Use the worksheet here to calculate your 2019 Roth IRA contribution limit:
How Your Roth IRA Contribution Limit is Calculated
The primary factors for determining your contribution limit are your filing status and modified adjusted gross income (modified AGI).
Based on those you may either be eligible for the max, a reduced amount, or not eligible at all.
|2019 Roth IRA Income Limits|
|Filing Status||Modified AGI||Contribution Limit|
|Married filing jointly or qualifying widow(er)||Less than $193,000||$6,000 ($7,000 if you're age 50 or older|
|$193,000 to $202,999||Reduced|
|$203,000 or more||Not eligible|
|Single, head of household, or married filing separately (and you didn't live with your spouse at any time during the year)||Less than $122,000||$6,000 ($7,000 if you're age 50 or older|
|$122,000 to $136,999||Reduced|
|$137,000 or more||Not eligible|
|Married filing separately (if you lived with your spouse at any time during the year)||Less than $10,000||Reduced|
|$10,000 or more||Not eligible|
Example of How a Reduced Limit is Calculated
Below is an example of how the reduced limit is calculated for someone who is filing as single, head of household, or married filing separately (and you didn't live with your spouse at any time during the year). This calculation is automatically performed in the worksheet linked above.

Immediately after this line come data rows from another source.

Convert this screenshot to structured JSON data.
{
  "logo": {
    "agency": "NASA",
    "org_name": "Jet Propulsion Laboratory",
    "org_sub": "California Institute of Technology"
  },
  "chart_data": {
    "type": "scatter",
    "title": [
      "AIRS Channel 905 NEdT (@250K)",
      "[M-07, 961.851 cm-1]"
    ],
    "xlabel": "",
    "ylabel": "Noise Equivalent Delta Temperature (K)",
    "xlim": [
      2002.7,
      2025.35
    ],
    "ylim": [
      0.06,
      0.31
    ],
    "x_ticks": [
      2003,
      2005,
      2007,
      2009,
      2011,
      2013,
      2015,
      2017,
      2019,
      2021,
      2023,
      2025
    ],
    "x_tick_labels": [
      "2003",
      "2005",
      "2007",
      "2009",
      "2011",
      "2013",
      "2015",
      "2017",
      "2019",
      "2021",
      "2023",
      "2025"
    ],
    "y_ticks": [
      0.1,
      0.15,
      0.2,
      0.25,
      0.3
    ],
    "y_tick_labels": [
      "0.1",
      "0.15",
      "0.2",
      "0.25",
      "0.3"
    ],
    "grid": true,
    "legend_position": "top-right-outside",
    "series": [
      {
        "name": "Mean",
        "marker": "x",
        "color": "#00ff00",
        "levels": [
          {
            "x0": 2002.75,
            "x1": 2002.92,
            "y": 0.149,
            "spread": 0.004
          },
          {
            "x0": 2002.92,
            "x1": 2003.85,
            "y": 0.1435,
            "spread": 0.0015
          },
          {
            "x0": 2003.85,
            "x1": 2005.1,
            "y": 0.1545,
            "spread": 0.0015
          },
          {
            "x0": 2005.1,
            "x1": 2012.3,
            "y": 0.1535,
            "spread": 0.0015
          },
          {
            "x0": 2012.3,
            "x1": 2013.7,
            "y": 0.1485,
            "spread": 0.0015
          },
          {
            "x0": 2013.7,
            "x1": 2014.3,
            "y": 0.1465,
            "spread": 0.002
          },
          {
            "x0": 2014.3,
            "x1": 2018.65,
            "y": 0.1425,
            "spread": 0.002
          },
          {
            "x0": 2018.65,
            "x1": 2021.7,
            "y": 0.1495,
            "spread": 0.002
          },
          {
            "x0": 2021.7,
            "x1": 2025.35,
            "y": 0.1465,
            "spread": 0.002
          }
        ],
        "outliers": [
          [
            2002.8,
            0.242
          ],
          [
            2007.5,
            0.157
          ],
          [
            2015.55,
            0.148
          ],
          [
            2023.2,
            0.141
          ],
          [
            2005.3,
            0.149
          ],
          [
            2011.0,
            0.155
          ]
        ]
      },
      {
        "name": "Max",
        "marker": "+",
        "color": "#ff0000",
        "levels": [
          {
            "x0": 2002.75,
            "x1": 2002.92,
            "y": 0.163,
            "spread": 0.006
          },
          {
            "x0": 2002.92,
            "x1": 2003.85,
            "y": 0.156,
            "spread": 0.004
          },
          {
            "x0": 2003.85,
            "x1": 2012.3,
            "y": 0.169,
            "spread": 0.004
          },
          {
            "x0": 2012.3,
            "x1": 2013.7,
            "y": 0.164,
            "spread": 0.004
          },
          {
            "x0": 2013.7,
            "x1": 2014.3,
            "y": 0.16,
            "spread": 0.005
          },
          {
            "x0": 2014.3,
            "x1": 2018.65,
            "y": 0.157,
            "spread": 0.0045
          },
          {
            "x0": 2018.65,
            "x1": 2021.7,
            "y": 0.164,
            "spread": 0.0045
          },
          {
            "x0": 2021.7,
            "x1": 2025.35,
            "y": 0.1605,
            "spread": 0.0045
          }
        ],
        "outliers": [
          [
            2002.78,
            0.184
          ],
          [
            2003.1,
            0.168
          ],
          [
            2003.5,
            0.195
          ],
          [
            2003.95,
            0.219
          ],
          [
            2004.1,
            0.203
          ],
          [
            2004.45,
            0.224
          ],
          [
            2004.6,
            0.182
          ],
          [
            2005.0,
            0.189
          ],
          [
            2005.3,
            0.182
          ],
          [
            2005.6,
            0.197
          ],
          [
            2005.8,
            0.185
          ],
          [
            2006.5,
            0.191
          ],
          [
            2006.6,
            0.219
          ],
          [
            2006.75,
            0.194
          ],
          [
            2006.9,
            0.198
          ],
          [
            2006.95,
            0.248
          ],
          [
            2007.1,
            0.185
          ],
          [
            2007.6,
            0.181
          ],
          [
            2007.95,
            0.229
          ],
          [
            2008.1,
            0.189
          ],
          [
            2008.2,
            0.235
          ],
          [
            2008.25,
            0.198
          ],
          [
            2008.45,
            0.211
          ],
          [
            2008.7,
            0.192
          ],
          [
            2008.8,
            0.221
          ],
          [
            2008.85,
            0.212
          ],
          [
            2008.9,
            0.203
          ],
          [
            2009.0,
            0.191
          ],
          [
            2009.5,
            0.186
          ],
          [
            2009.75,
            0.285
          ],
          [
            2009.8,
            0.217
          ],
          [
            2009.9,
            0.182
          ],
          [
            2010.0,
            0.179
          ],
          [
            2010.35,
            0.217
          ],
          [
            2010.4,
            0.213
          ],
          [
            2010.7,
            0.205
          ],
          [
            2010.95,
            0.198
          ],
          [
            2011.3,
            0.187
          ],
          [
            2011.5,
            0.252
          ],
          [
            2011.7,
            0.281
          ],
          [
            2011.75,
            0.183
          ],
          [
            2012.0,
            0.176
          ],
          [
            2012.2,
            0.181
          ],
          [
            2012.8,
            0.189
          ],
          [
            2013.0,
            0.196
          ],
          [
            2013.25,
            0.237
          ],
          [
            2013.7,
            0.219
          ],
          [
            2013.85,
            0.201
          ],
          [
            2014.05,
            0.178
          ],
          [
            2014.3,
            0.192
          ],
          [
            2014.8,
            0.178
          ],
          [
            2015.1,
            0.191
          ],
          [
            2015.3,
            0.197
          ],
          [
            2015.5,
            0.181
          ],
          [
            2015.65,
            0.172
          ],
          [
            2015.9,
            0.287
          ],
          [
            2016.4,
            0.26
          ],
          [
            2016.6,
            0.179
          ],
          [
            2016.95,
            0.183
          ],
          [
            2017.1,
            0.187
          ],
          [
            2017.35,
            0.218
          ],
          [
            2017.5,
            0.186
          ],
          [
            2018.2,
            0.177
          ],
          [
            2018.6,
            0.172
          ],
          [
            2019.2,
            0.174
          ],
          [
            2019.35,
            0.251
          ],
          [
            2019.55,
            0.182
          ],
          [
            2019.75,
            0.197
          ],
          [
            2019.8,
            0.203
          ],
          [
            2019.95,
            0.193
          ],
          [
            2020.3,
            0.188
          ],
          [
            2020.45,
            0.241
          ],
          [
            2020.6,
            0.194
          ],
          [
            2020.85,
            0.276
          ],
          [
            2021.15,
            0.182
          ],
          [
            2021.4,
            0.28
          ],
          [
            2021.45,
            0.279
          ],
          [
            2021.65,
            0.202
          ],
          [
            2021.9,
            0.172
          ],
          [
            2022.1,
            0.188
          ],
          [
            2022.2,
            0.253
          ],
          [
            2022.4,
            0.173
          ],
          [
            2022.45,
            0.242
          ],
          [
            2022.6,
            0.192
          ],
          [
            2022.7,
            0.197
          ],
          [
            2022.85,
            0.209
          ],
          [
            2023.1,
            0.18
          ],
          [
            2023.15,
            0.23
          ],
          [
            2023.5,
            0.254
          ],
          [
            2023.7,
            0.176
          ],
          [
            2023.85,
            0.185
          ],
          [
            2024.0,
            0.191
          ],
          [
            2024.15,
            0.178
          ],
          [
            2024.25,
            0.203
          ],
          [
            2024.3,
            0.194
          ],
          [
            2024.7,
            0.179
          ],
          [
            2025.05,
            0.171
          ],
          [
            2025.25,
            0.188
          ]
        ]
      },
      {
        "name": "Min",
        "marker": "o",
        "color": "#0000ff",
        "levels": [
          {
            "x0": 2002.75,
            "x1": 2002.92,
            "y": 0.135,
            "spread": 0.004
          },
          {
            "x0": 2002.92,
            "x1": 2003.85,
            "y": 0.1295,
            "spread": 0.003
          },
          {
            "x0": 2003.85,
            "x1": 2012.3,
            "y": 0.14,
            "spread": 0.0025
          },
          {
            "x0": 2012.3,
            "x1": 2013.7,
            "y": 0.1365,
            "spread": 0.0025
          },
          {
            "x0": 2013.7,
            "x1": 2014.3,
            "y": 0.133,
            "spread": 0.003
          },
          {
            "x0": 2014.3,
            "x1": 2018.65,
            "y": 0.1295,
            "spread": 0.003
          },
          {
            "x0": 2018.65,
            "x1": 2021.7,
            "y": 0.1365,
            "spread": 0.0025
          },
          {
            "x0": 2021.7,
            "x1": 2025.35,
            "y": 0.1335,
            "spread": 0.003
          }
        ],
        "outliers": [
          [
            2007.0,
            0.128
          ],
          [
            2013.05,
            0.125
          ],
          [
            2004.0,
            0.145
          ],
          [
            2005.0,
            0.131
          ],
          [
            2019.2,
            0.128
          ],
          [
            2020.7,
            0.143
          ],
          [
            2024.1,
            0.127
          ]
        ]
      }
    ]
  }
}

- Start with your modified AGI.
- Subtract $122,000.
- Divide the result by $15,000.
- Multiply by the maximum contribution limit.
- Subtract the result of #4 from the maximum contribution limit.
- $125,000 - $122,000 = $3,000
- $3000 / $15,000 = 0.2
- 0.2 * $6,000 = $1,200
- $6,000 - $1,200 = $4800
Using the example information above, the calculated reduced limit would be $4800.